Even though laws in many states, including Oklahoma, require oil and gas service companies to disclose the chemical mix they use in hydraulic fracturing fluid, there’s an exception for trade secrets. But now, despite that out, Baker Hughes has decided to make all the chemicals it uses known.
From The Associated Press‘ Kevin Begos:
The oil and gas industry has said tracking chemicals are disclosed at tens of thousands of wells, but environmental and health groups and government regulators say a loophole that allows companies to hide chemical “trade secrets” has been a major problem.
A statement on the Baker Hughes website said the company believes it’s possible to disclose 100 percent “of the chemical ingredients we use in hydraulic fracturing fluids without compromising our formulations,” to increase public trust.
In a separate story, The Associated Press on Friday also reports Halliburton — one of Baker Hughes major competitors — is also studying the possibility of disclosing all of the chemicals it uses.

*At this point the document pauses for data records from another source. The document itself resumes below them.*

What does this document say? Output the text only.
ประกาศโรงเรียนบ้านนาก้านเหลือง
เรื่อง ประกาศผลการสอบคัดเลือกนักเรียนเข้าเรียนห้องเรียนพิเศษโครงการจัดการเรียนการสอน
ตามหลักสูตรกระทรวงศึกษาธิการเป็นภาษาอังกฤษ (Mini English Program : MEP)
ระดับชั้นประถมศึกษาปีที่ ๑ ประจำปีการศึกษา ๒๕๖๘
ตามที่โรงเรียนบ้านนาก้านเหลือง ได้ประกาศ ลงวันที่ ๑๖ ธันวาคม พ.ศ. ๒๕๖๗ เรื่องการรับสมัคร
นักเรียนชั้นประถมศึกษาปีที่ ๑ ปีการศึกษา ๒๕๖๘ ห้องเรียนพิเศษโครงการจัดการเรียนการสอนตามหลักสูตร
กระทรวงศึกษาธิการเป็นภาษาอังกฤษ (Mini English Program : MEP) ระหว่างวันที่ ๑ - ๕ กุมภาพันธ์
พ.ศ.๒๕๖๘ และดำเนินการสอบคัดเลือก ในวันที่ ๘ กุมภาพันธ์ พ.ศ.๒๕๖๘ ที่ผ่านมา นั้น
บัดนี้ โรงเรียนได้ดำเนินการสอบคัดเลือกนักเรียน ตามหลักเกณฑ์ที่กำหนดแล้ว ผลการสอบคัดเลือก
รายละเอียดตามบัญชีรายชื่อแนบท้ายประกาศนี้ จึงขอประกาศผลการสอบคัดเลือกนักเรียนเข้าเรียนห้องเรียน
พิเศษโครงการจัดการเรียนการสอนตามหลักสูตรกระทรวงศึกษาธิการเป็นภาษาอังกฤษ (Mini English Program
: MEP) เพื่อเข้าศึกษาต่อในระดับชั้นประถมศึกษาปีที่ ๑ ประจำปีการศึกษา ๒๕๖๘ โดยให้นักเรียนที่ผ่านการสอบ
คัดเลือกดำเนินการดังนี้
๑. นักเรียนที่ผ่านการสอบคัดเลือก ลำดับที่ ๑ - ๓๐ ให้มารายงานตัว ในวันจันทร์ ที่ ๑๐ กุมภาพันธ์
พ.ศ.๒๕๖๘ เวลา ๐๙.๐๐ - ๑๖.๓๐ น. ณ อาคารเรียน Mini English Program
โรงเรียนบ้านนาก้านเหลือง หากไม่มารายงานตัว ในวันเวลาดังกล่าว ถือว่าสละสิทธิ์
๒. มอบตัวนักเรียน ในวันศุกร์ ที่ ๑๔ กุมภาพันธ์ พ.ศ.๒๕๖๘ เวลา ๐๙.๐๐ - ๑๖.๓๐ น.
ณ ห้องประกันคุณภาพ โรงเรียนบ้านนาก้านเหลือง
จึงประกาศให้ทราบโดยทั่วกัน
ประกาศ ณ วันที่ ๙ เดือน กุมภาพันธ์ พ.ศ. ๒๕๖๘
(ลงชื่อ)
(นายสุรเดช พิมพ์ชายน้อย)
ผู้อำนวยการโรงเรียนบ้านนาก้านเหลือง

But a statement from the company says it has “an interest in protecting our intellectual property and the substantial investment it represents” and will watch how things go with the Baker Hughes disclosure.
It’s unclear whether the move by Baker Hughes will have a domino effect for the rest of the oilfield service industry, including the biggest players in Oklahoma, where — as in many states — companies are required to report the chemicals they use to the website FracFocus.org.
The Associate Press reports “84 percent of the wells registered on FracFocus invoked a trade secret for at least one chemical” when the U.S. Energy Department looked into the issue in March. And there is a caveat:
But Goldstein noted one “major hedge” in the Baker Hughes position, since the company said it will provide complete lists of the products and chemical ingredients used in frack fluids “where accepted by our customers and relevant governmental authorities.